O(\(n log N\)) is used to describe an algorithm that usually repeats a linear operation \(log N\) times, but the algorithm may repeat a logarithmic operation \(n\) times instead. A typical example would be merge sort or quick sort. Here is a different example:

public int getNumOfHalves(int[] data){
    // implementation is shown in the example for O(log n)
}

public int getTotalNumOfHalves(int[][] data){
    totalNumOfHalves = 0;
    for(int i = 0; i < data.length; i++){
        totalNumOfHalves += getNumOfHalves(data[i]);
    }
    return totalNumOfHalves;
}

In this example, we are calling getNumOfHalves() \(n\) times.
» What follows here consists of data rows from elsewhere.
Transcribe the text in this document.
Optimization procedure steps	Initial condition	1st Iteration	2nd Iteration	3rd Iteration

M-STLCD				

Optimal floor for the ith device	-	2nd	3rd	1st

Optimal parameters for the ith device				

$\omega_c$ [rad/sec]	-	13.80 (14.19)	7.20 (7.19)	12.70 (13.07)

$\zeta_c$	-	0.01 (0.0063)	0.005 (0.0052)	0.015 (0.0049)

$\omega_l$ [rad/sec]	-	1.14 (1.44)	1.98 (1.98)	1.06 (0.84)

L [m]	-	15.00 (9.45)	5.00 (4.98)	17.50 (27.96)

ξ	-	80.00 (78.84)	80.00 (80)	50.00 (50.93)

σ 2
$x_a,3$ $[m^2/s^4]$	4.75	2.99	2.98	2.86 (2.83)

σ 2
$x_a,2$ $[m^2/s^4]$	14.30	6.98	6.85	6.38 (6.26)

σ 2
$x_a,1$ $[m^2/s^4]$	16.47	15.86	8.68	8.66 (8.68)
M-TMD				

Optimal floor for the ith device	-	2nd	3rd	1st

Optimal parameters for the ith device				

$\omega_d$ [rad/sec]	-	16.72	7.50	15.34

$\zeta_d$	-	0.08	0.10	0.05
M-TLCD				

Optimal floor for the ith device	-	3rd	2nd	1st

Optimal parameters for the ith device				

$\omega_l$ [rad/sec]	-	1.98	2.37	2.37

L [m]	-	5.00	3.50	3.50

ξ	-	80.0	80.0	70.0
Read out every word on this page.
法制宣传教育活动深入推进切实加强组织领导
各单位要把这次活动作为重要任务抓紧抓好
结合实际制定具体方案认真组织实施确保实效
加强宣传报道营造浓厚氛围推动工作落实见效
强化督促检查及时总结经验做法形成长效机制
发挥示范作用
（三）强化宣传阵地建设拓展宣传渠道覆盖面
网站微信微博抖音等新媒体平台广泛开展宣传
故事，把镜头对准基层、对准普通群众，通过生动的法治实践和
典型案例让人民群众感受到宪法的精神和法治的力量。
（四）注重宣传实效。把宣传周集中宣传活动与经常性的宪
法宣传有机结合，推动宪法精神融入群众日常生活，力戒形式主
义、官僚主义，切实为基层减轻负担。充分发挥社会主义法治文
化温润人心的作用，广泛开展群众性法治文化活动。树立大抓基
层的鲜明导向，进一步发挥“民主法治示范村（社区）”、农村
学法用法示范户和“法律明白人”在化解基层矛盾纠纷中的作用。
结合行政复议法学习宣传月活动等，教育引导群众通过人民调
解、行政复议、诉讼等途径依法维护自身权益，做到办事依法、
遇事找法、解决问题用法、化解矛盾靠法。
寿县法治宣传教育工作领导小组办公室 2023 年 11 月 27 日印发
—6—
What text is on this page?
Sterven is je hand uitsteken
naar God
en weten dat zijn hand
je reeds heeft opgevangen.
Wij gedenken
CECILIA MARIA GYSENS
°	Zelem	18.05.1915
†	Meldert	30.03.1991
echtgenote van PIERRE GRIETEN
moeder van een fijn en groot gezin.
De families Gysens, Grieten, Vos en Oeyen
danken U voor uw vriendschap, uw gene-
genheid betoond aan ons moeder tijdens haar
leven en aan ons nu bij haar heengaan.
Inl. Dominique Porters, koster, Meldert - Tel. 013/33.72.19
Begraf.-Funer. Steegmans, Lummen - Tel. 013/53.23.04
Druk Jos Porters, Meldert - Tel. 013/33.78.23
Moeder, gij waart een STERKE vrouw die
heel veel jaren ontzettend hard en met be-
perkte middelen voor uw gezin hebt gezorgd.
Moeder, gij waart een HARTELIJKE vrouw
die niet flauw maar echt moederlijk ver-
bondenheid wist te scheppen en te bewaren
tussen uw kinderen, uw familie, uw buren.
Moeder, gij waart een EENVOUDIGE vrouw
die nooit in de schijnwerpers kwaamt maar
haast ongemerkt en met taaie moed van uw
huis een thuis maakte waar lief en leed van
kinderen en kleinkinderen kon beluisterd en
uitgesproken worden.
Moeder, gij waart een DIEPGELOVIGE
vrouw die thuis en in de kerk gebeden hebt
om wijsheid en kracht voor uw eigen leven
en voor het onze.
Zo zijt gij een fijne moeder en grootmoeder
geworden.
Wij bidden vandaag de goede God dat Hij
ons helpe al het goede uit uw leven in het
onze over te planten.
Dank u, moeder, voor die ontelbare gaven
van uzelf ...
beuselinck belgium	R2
Since getNumOfHalves() is O(\(log N\)), the total runtime is O(\(n log N\)).

Guide to Runtime Analysis

  1. Break the algorithm or function that you are analyzing into steps
  2. Analyze each step and determine the Big Oh notation for that step
  3. Sum up the Big Oh notation of each step and find the dominating term
  4. Drop all coefficients for the dominating term and you have found the Big Oh notation for that algorithm/function

Let’s take a look how we can use the steps above to determine the Big Oh notation for a addLinear function that takes a single argument and insert it in the proper location of a sorted list:

  1. Write out the steps for addLinear()

    1. Search for the index where it would be inserted
    2. Possibly shift all the elements starting at that index to the right
    3. Insert the new element into the unoccupied index
  2. Analyze the runtime for each step

    1. What is the runtime for the linear search?
    2. What is the runtime for shifting n elements?
    3. What is the runtime for inserting a new element?
  3. Sum up the Big Oh notation of each step

    1. Let’s say the runtime is O(\(n^2\))
    2. Let’s say the runtime is O(\(n^3\))
    3. Let’s say the runtime is O(\(n\))

    The sum is O(\(n^3\)) + O(\(n^2\)) + O(\(n\)), but you only care for the dominating term. Hence the Big Oh notation for addLinear() in this case would be O(\(n^3\)).